A variational-difference method for numerical simulation of equilibrium capillary surfaces

Abstract

Objectives. A variational-difference method for numerical simulation of equilibrium capillary surfaces based on the minimization of the energy functional is proposed. As a test task a well-known axisymmetric hydrostatic problem on equilibrium shapes of a drop adjacent to a horizontal rotating plane under gravity is considered. The mathematical model of the problem is built on the basis of the variational principle: the shape of the drop satisfies the minimum total energy for a given volume. The problem of the functional minimization is reduced to a system of nonlinear equations using the finite element method.

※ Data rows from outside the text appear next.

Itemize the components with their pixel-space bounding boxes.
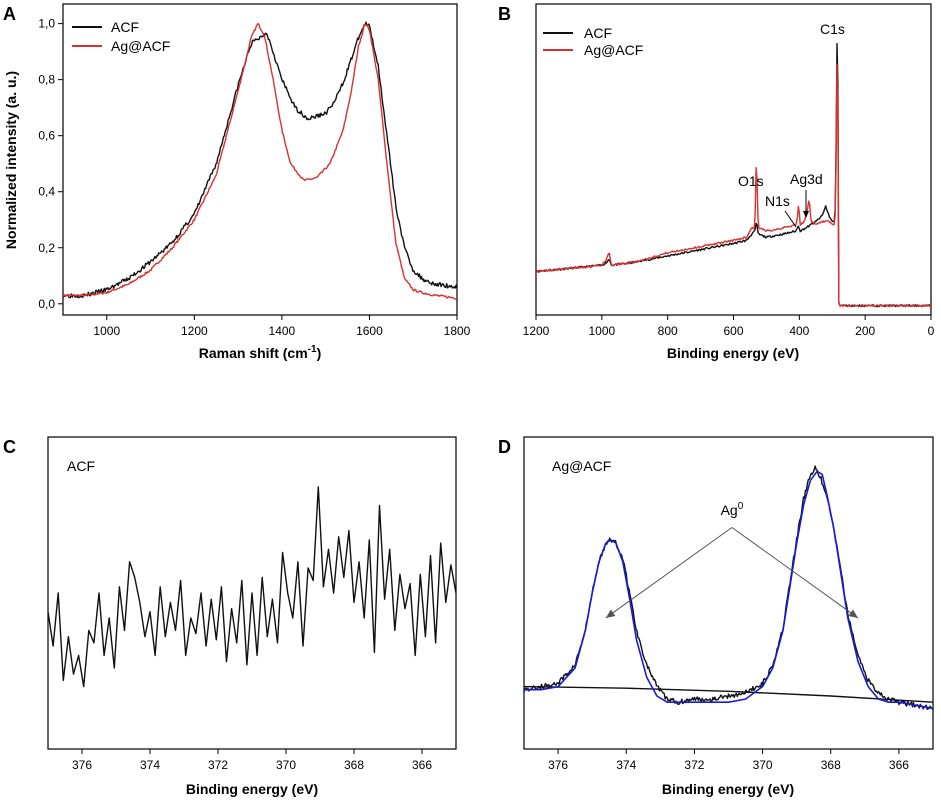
panel-letter-d: D	[498, 437, 511, 457]
x-tick-label-d-0: 376	[548, 758, 568, 772]
x-axis-ticks-d: 376 374 372 370 368 366	[548, 749, 909, 772]
series-line-a-acf	[63, 21, 457, 299]
annotation-ag3d-arrowhead	[803, 211, 809, 218]
series-line-a-ag-acf	[63, 22, 457, 300]
y-tick-label-a-0: 0,0	[38, 297, 55, 311]
x-tick-label-d-4: 368	[821, 758, 841, 772]
x-tick-label-b-6: 0	[928, 324, 935, 338]
series-group-d	[524, 465, 933, 711]
panel-letter-a: A	[3, 4, 16, 24]
annotation-ag0: Ag0	[721, 501, 744, 518]
annotation-o1s: O1s	[738, 173, 764, 189]
annotation-arrowhead-0	[605, 609, 616, 618]
y-axis-label-a: Normalized intensity (a. u.)	[3, 71, 19, 249]
annotation-ag0-main: Ag	[721, 502, 738, 518]
annotation-arrow-1	[731, 527, 859, 619]
y-tick-label-a-3: 0,6	[38, 129, 55, 143]
plot-frame-a	[62, 3, 458, 316]
peak-annotations-b: C1s O1s Ag3d N1s	[738, 21, 845, 228]
x-tick-label-c-3: 370	[276, 758, 296, 772]
x-axis-label-a-main: Raman shift (cm	[199, 345, 308, 361]
series-line-d-background	[524, 685, 933, 703]
panel-b: B 1200 1000 800 600 400 200 0 Binding energy (…	[498, 3, 935, 361]
annotation-arrow-0	[605, 527, 733, 619]
x-tick-label-c-5: 366	[412, 758, 432, 772]
annotation-ag0-sup: 0	[738, 501, 744, 512]
x-axis-label-a-sup: -1	[308, 344, 317, 355]
y-tick-label-a-1: 0,2	[38, 241, 55, 255]
x-axis-ticks-b: 1200 1000 800 600 400 200 0	[523, 315, 935, 338]
legend-label-b-agacf: Ag@ACF	[584, 42, 643, 58]
legend-label-a-acf: ACF	[111, 19, 139, 35]
panel-label-c: ACF	[67, 458, 95, 474]
x-tick-label-b-4: 400	[789, 324, 809, 338]
annotation-n1s: N1s	[765, 193, 790, 209]
x-tick-label-a-3: 1600	[356, 324, 383, 338]
plot-frame-d	[523, 436, 934, 750]
series-line-c-acf	[48, 486, 456, 688]
legend-label-b-acf: ACF	[584, 25, 612, 41]
x-tick-label-d-5: 366	[889, 758, 909, 772]
x-axis-label-c: Binding energy (eV)	[186, 781, 318, 797]
panel-d: D 376 374 372 370 368 366 Ag@ACF Binding ener…	[498, 436, 934, 797]
panel-letter-c: C	[3, 437, 16, 457]
x-tick-label-b-0: 1200	[523, 324, 550, 338]
legend-label-a-agacf: Ag@ACF	[111, 38, 170, 54]
x-tick-label-d-1: 374	[616, 758, 636, 772]
series-group-b	[536, 42, 931, 308]
series-group-a	[63, 21, 457, 300]
x-tick-label-b-3: 600	[723, 324, 743, 338]
series-line-b-ag-acf	[536, 63, 931, 308]
x-tick-label-d-2: 372	[684, 758, 704, 772]
x-tick-label-a-1: 1200	[181, 324, 208, 338]
y-tick-label-a-2: 0,4	[38, 185, 55, 199]
x-tick-label-d-3: 370	[753, 758, 773, 772]
x-tick-label-a-0: 1000	[93, 324, 120, 338]
x-axis-ticks-c: 376 374 372 370 368 366	[72, 749, 432, 772]
x-axis-ticks-a: 1000 1200 1400 1600 1800	[93, 315, 471, 338]
x-axis-label-a-end: )	[317, 345, 322, 361]
x-tick-label-c-2: 372	[208, 758, 228, 772]
x-tick-label-c-1: 374	[140, 758, 160, 772]
annotation-n1s-pointer	[784, 210, 797, 228]
annotations-d: Ag0	[605, 501, 859, 619]
x-axis-label-b: Binding energy (eV)	[667, 345, 799, 361]
series-line-b-acf	[536, 42, 931, 308]
x-axis-label-d: Binding energy (eV)	[662, 781, 794, 797]
x-tick-label-a-2: 1400	[269, 324, 296, 338]
panel-label-d: Ag@ACF	[552, 458, 611, 474]
y-tick-label-a-5: 1,0	[38, 17, 55, 31]
y-tick-label-a-4: 0,8	[38, 73, 55, 87]
panel-a: A 1000 1200 1400 1600 1800 0,0 0,2 0,4 0,6 0,8 1,…	[3, 3, 471, 361]
annotation-c1s: C1s	[820, 21, 845, 37]
x-tick-label-a-4: 1800	[444, 324, 471, 338]
annotation-ag3d: Ag3d	[790, 171, 823, 187]
legend-a: ACF Ag@ACF	[72, 19, 170, 54]
y-axis-ticks-a: 0,0 0,2 0,4 0,6 0,8 1,0	[38, 17, 63, 311]
series-line-d-fit	[524, 470, 933, 710]
panel-letter-b: B	[498, 4, 511, 24]
legend-b: ACF Ag@ACF	[543, 25, 643, 58]
x-tick-label-c-0: 376	[72, 758, 92, 772]
series-group-c	[48, 486, 456, 688]
x-tick-label-b-1: 1000	[588, 324, 615, 338]
x-tick-label-c-4: 368	[344, 758, 364, 772]
annotation-arrowhead-1	[848, 609, 858, 618]
x-axis-label-a: Raman shift (cm-1)	[199, 344, 322, 361]
x-tick-label-b-2: 800	[658, 324, 678, 338]
x-tick-label-b-5: 200	[855, 324, 875, 338]
panel-c: C 376 374 372 370 368 366 ACF Binding energy …	[3, 436, 457, 797]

To solve the system a Newton's iterative method is applied.Methods. The variational-difference approach (the finite element method) is used. The finite linear functions are chosen as basic functions.Results. Equilibrium shapes of a drop on a rotating plane are constructed by the finite element method in a wide range of defining parameters: Bond number, rotational Weber number and wetting angle. The influence of these parameters on the shape of a drop is investigated. The numerical results are matched with the results obtained using the iterative-difference approach over the entire range of physical stability with respect to axisymmetric perturbations.Conclusion. The finite element method responds to the loss of stability of a drop with respect to axisymmetric perturbations. Therefore it can be used to study the stability of the equilibrium of axisymmetric capillary surfaces.